I have Sawallisch (EMI), Solti's DVD, Bohm (Decca), and Bohm (DG). The music and script is very dense, complicated, elaborated, and offer a lot. I don't regard that Die Frau is one of his best opera--I think Elektra is his best---, but ones who love Strauss should not miss. DVD versions may be better ones to start. I will attend the production at Covent Garden Royal Opera this month. I personally like Die Schweigsame Frau, too.


----------



## bigshot (Nov 22, 2011)

Til Eulenspiegel's Merry Pranks is a heck of a lot of fun.


----------



## spradlig (Jul 25, 2012)

I can add a few other works that I don't think have been mentioned: _Josephslegende_, a ballet that Gerard Schwartz called a "neglected masterpiece", the _Burleske_ for piano and orchestra, the opera _Ariadne auf Naxos_, and his music from _Le Bourgeois Gentilhomme_ (there is a recording of all the music Strauss wrote for this failed play, conducted by Gerard Schwartz.
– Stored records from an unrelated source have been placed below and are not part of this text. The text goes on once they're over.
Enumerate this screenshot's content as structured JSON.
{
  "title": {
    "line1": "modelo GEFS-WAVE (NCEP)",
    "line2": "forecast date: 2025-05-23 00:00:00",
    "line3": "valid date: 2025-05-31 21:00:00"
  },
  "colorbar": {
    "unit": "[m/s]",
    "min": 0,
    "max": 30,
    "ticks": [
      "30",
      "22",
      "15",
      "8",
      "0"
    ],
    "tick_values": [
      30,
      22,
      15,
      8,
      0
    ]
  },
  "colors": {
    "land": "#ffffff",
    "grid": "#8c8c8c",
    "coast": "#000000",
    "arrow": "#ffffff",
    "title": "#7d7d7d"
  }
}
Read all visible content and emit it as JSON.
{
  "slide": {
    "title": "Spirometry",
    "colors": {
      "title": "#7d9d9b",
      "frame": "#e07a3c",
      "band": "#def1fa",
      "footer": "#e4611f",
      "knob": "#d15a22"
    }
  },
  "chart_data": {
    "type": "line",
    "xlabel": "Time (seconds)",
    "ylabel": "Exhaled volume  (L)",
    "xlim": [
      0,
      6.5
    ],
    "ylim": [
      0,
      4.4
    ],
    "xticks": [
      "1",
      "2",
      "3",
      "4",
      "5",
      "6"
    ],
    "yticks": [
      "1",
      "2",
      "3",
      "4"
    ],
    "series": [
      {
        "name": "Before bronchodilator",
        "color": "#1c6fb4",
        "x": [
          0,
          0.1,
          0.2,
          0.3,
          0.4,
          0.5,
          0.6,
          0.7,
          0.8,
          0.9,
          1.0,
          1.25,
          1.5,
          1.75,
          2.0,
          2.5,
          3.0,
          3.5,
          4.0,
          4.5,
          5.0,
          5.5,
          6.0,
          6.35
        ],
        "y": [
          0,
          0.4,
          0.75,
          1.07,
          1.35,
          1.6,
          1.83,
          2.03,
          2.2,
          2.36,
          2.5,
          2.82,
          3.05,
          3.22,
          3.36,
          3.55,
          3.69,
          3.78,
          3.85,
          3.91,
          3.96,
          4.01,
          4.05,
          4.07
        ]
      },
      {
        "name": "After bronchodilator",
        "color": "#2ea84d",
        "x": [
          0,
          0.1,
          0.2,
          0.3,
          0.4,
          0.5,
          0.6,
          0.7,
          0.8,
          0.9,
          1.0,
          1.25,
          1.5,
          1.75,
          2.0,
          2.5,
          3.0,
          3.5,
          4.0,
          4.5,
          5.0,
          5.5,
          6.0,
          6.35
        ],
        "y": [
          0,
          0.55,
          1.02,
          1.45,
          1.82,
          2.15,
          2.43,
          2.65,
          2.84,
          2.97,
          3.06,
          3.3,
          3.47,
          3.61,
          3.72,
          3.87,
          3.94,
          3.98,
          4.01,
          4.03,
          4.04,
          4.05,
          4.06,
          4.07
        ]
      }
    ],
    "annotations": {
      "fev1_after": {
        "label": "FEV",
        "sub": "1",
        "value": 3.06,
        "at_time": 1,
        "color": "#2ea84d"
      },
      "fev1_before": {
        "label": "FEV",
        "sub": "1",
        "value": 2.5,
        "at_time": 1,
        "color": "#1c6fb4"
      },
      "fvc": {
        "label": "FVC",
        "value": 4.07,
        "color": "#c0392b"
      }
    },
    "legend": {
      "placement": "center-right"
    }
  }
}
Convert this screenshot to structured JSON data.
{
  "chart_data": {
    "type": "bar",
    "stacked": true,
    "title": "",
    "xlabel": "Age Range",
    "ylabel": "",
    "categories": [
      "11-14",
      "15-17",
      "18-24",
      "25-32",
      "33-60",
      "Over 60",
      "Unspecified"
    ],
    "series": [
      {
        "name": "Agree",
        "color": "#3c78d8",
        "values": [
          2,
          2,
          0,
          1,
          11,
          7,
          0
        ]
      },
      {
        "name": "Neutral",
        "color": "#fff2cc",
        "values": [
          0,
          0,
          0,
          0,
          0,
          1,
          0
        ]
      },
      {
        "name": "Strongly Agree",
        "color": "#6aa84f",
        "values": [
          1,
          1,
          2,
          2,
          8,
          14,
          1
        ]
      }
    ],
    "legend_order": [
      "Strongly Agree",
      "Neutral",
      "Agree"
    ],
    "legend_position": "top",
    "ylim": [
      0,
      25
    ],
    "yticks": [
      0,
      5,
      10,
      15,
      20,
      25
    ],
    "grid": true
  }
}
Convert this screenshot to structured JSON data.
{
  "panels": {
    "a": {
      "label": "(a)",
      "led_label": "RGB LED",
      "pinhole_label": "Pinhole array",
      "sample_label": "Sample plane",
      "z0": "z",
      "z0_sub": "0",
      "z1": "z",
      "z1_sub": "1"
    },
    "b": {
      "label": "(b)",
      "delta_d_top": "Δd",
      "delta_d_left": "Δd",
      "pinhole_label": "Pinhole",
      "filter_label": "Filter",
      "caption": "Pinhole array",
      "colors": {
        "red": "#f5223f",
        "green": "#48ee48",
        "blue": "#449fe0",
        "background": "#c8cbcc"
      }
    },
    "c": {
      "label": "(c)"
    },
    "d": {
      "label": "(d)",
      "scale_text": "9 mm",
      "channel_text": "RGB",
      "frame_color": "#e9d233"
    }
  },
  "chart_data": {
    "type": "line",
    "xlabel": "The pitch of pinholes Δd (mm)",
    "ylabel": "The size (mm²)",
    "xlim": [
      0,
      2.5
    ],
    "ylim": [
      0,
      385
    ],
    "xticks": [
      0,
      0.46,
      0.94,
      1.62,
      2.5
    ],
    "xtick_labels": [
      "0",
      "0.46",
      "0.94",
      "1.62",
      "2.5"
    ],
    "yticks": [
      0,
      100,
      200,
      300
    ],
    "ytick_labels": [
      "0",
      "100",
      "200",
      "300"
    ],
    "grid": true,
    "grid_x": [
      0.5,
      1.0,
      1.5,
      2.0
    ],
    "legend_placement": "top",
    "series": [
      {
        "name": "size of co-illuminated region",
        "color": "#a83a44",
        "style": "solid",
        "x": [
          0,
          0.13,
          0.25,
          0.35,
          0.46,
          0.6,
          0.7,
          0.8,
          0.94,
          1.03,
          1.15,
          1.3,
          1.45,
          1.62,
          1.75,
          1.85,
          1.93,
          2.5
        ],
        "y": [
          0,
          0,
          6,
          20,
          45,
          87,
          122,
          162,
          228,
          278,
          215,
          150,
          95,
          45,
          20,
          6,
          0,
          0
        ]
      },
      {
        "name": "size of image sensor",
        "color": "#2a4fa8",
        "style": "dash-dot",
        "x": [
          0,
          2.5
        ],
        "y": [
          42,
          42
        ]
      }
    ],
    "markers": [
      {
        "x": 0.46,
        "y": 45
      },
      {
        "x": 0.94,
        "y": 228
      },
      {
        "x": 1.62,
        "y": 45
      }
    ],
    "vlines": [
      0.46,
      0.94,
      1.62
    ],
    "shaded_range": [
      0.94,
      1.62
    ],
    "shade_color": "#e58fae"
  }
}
There is also a standard suite that is commonly played. I'm not sure how much good music is missing in the usual suite.). I also like a few piano pieces he wrote. I can't remember the titles, but I think his piano output is quite small, so they shouldn't be hard to find. I also recommend _Enoch Arden_ (he wrote piano music that accompanies the spoken poem). With this piece, you have to be careful because people recite the poem in the language of their choice, and the speaker seems to be usually but not always male. I first heard it with a female vocalist, reciting the poem in English, and I loved it. There doesn't seem to be a modern recording available with this combination, and I've been unable to obtain an old one.


----------